In New York, Alger continued to tutor the town's aristocratic youth
and to rehabilitate boys from the streets. He was writing both urban
and Western-themed tales. In 1879, for example, he published 'The
District Messenger Boy' and 'The Young Miner'. In 1877, Alger's
fiction became a target of librarians concerned about sensational
juvenile fiction. An effort was made to remove his works from public
collections, but the debate was only partially successful, defeated by
the renewed interest in his work after his death.

In 1881, Alger informally adopted Charlie Davis, a street boy, and
another, John Downie, in 1883; they lived in Alger's apartment. In
1881, he wrote a biography of President James A. Garfield but filled
the work with contrived conversations and boyish excitements rather
than facts. The book sold well. Alger was commissioned to write a
biography of Abraham Lincoln, but again it was Alger the boys'
novelist opting for thrills rather than facts.

In 1882, Alger's father died. Alger continued to produce stories of
honest boys outwitting evil, greedy squires and malicious youths. His
work appeared in hardcover and paperback, and decades-old poems were
published in anthologies. He led a busy life with street boys, Harvard
classmates, and the social elite. In Massachusetts, he was regarded
with the same reverence as Harriet Beecher Stowe.


Last years: 1896–1899
=======================
In the last two decades of the 19th century, the quality of Alger's
books deteriorated, and his boys' works became nothing more than
reruns of the plots and themes of his past. The times had changed,
boys expected more, and a streak of violence entered Alger's work. In
'The Young Bank Messenger', for example, a woman is throttled and
threatened with death--something that never occurred in his earlier
work.

He attended the theater and Harvard reunions, read literary magazines,
and wrote a poem at Longfellow's death in 1882. His last novel for
adults, 'The Disagreeable Woman', was published under the pseudonym
Julian Starr. He took pleasure in the successes of the boys he had
informally adopted over the years, retained his interest in reform,
accepted speaking engagements, and read portions of 'Ragged Dick' to
boys' assemblies.

His popularity--and income--dwindled in the 1890s. In 1896, he had
what he called a "nervous breakdown"; he relocated permanently to his
sister's home in South Natick, Massachusetts.

He suffered from bronchitis and asthma for two years. He died on July
18, 1899, at the home of his sister. His death was barely noticed. He
is buried in the family lot at Glenwood Cemetery, South Natick,
Massachusetts.

Before his death, Alger asked Edward Stratemeyer to complete his
unfinished works. In 1901, 'Young Captain Jack' was completed by
Stratemeyer and promoted as Alger's last work. Alger once estimated
that he earned only $100,000 between 1866 and 1896; at his death he
had little money, leaving only small sums to family and friends. His
literary work was bequeathed to his niece, to two boys he had casually
adopted, and to his sister Olive Augusta, who destroyed his
manuscripts and his letters, according to his wishes.
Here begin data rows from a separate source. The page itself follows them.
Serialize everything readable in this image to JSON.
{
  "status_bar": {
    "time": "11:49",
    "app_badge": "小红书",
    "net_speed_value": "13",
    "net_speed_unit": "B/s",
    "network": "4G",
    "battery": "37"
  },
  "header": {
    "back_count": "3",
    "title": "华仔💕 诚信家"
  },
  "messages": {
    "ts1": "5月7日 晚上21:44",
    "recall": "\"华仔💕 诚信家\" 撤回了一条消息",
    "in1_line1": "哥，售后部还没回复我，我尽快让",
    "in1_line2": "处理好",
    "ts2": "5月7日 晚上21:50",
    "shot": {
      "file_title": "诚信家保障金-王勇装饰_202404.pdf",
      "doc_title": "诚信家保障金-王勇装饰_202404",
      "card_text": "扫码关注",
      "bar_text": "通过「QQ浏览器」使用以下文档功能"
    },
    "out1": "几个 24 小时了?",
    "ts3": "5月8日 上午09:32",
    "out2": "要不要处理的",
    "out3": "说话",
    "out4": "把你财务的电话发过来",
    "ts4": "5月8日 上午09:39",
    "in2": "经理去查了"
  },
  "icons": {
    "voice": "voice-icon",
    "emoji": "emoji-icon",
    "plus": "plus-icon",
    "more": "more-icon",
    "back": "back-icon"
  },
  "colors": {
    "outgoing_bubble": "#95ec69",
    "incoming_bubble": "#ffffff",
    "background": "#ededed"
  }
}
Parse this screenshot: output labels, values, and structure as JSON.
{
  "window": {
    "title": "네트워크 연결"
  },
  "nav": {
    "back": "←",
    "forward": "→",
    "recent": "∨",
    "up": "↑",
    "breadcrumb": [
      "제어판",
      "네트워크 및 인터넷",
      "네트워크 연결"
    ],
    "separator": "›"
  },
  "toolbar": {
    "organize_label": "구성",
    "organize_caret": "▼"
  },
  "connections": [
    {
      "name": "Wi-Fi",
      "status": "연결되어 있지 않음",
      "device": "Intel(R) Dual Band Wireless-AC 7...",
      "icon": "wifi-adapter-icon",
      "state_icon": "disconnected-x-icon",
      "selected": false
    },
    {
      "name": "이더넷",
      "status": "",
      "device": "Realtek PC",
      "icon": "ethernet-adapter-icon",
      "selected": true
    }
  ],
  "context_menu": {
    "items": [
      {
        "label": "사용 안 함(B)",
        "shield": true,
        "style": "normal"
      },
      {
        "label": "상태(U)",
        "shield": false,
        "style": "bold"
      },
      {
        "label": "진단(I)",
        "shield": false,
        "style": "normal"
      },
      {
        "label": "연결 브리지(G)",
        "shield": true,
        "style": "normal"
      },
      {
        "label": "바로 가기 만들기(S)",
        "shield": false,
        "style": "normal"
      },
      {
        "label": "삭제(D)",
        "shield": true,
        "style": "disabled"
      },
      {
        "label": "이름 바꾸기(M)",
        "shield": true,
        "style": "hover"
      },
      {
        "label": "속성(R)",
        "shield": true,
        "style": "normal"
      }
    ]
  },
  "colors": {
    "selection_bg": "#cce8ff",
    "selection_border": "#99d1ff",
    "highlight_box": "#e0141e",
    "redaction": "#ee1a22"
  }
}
Alger's works received favorable comments and experienced a resurgence
following his death. By 1926, he sold around 20 million copies in the
United States. In 1926, however, reader interest plummeted, and his
major publisher ceased printing the books altogether. Surveys in 1932
and 1947 revealed very few children had read or even heard of Alger.
The first Alger biography was a heavily fictionalized account
published in 1928 by Herbert R. Mayes, who later admitted the work was
a fraud.


                               Legacy
======================================================================
Since 1947, the Horatio Alger Association of Distinguished Americans
has bestowed an annual award on "outstanding individuals in our
society who have succeeded in the face of adversity" and scholarships
"to encourage young people to pursue their dreams with determination
and perseverance".

In Maya Angelou's 1969 autobiography, 'I Know Why the Caged Bird
Sings', she describes her childhood belief that he was "the greatest
writer in the world" and envy that all his protagonists were boys.

In 1982, to mark his 150th birthday, the Children's Aid Society held a
celebration. Helen M. Gray, the executive director of the Horatio
Alger Association of Distinguished Americans, presented a selection of
Alger's books to Philip Coltoff, the Children's Aid Society executive
director.

A 1982 musical, 'Shine!', was based on Alger's work, particularly
'Ragged Dick' and 'Silas Snobden's Office Boy'.

In 2015, many of Alger's books were published as illustrated
paperbacks and ebooks under the title "Stories of Success" by Horatio
Alger. In addition, Alger's books were offered as dramatic audiobooks
by the same publisher.


                          Style and themes
======================================================================
Alger scholar Gary Scharnhorst describes Alger's style as
"anachronistic", "often laughable", "distinctive", and "distinguished
by the quality of its literary allusions". Ranging from the Bible and
William Shakespeare (half of Alger's books contain Shakespearean
references) to John Milton and Cicero, the allusions he employed were
a testament to his erudition. Scharnhorst credits these allusions with
distinguishing Alger's novels from pulp fiction.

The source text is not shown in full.